Prepaid royalties paid to the target company may constitute hidden liabilities. If the licensing target company fails to exhaust its prepaid royalties under a license prior to the acquisition, the buyer may be liable for remaining prepaid royalties if the licensee later files a claim against the licensor.  Damages in such situations may be reduced by requiring the seller to retain a portion of the purchase price in escrow until the prepaid royalties have matured.  Moreover, the buyer must include indemnification provisions in the purchase agreement.Summary
           
A prime goal of numerous M & A and alliances is the acquisition of new technologies and entry into new markets.  Successful M & A and alliances may rejuvenate faltering companies and strengthen developing companies.

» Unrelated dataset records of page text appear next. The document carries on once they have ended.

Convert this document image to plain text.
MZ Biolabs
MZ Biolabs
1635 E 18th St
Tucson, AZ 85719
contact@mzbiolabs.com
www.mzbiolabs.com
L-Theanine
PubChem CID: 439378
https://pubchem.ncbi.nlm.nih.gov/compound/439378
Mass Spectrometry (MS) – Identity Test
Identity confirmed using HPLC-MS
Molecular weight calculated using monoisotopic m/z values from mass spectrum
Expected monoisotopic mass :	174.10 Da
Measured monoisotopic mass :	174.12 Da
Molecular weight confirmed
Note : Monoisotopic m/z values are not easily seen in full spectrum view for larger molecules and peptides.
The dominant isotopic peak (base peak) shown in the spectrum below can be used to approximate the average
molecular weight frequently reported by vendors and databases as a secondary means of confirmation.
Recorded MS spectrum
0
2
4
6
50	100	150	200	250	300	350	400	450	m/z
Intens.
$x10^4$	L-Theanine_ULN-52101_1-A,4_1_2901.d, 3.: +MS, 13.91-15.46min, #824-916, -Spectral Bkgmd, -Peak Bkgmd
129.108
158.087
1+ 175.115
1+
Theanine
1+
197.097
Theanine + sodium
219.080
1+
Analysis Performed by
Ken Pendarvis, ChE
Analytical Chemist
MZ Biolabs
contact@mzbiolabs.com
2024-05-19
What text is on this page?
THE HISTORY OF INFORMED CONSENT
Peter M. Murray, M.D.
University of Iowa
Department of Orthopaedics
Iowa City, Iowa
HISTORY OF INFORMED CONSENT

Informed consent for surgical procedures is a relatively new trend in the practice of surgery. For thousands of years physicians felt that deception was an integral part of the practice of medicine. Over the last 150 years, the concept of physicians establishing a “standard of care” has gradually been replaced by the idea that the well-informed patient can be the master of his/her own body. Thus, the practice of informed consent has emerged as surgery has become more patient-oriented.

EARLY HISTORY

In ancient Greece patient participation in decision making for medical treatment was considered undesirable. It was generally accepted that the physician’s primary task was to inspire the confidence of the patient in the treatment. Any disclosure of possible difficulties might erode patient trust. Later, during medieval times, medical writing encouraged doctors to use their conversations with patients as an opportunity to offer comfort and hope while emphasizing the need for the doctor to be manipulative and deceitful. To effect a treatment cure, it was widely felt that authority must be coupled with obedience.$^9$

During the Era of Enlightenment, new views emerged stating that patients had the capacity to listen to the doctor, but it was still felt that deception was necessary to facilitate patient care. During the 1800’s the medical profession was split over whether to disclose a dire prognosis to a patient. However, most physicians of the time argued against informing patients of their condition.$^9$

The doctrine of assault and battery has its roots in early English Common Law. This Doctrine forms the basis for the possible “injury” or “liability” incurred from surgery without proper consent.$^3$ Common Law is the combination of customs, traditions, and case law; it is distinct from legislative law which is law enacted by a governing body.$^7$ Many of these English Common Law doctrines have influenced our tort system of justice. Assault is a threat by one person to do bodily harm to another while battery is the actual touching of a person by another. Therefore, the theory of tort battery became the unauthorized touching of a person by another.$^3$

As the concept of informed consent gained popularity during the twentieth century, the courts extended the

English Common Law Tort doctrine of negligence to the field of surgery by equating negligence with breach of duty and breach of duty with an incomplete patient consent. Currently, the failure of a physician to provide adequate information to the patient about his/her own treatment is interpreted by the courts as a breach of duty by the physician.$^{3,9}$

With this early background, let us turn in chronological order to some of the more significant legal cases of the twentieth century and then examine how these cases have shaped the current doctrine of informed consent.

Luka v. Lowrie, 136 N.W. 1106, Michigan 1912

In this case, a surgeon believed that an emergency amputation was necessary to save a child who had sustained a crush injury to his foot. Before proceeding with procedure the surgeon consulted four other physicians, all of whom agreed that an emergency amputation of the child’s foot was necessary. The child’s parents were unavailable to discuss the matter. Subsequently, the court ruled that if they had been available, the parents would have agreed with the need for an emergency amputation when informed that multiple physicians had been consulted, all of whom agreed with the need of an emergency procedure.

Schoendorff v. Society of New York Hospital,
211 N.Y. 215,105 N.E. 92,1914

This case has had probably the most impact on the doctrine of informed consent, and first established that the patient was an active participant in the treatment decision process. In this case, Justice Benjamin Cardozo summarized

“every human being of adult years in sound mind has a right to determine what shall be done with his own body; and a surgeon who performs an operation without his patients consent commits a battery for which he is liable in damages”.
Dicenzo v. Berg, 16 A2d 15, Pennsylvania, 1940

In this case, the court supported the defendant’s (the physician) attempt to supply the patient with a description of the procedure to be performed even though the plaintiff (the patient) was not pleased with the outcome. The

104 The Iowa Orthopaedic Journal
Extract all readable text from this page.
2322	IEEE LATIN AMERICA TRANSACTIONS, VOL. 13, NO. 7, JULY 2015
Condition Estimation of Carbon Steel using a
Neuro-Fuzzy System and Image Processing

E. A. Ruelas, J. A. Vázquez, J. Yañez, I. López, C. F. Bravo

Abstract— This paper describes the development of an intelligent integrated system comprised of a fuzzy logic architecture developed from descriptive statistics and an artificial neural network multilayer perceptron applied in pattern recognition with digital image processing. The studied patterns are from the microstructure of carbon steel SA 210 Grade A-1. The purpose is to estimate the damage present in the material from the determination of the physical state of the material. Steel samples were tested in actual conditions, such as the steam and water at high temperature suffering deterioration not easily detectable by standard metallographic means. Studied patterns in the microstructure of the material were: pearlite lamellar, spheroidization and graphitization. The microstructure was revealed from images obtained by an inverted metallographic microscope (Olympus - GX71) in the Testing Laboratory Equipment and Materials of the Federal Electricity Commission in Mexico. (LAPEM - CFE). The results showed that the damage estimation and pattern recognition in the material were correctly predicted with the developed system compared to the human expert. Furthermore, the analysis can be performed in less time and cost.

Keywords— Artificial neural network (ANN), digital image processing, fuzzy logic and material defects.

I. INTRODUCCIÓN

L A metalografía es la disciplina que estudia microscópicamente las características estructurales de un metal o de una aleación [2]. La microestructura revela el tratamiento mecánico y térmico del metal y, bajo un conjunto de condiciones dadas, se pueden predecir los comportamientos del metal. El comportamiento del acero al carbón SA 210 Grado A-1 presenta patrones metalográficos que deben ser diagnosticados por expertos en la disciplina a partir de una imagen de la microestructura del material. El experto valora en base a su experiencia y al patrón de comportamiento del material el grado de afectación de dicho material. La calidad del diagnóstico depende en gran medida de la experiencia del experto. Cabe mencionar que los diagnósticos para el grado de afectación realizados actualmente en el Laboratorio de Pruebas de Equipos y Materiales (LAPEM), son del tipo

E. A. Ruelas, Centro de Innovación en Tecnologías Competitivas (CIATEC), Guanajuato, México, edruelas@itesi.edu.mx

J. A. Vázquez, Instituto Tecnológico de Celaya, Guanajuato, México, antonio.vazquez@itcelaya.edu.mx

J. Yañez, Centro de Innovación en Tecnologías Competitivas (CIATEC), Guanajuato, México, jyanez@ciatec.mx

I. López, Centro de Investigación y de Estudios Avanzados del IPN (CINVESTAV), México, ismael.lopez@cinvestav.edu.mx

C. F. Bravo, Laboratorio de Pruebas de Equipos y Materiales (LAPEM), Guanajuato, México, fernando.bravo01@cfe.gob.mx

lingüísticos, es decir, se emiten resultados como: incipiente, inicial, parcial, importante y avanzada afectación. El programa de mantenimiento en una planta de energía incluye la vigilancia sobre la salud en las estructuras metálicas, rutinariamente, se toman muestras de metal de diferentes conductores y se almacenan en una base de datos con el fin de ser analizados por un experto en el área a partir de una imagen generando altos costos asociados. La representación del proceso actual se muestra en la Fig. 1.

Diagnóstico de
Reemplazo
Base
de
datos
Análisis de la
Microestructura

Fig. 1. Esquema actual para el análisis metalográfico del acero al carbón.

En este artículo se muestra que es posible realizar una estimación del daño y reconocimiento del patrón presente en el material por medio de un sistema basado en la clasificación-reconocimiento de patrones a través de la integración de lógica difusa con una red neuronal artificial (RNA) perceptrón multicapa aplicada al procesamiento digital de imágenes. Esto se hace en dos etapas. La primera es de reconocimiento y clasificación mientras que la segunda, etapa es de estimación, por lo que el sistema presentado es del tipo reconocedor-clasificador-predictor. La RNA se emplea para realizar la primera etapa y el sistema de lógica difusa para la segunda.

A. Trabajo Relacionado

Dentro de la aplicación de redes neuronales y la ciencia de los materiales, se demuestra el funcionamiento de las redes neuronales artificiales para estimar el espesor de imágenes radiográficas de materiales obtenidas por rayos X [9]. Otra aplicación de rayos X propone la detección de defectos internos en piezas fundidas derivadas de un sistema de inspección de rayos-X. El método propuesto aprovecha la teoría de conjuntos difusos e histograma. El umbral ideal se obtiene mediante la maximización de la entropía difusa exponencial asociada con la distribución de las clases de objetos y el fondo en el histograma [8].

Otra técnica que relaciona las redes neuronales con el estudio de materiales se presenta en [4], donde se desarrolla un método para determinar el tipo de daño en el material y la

Due to the rapid changes in technology businesses, it is often more productive and less costly to acquire technology than develop it.  However, because the hazards and complexities of negotiating M & A and alliances and of managing them are diverse, careful structuring, due diligence and analysis are essential.

Isolating all ownership interests in the technology to be acquired is a prerequisite for a technology transaction.  The value of IP rights is fundamentally affected by the exclusivity or non-exclusivity of licenses.  Many licensees negotiate exclusive licenses for technology in a particular fields.  IP due diligence is complex because the property is intangible and may or may not be the subject of governmental registration.

Because business users and consumers favor high-technology companies which offer integrated solutions, M & A activity will increase in the future, despite the complexities and risks involved.  Companies involved in these arrangements must evaluate the benefits and risks and the impact on the growth of the surviving company.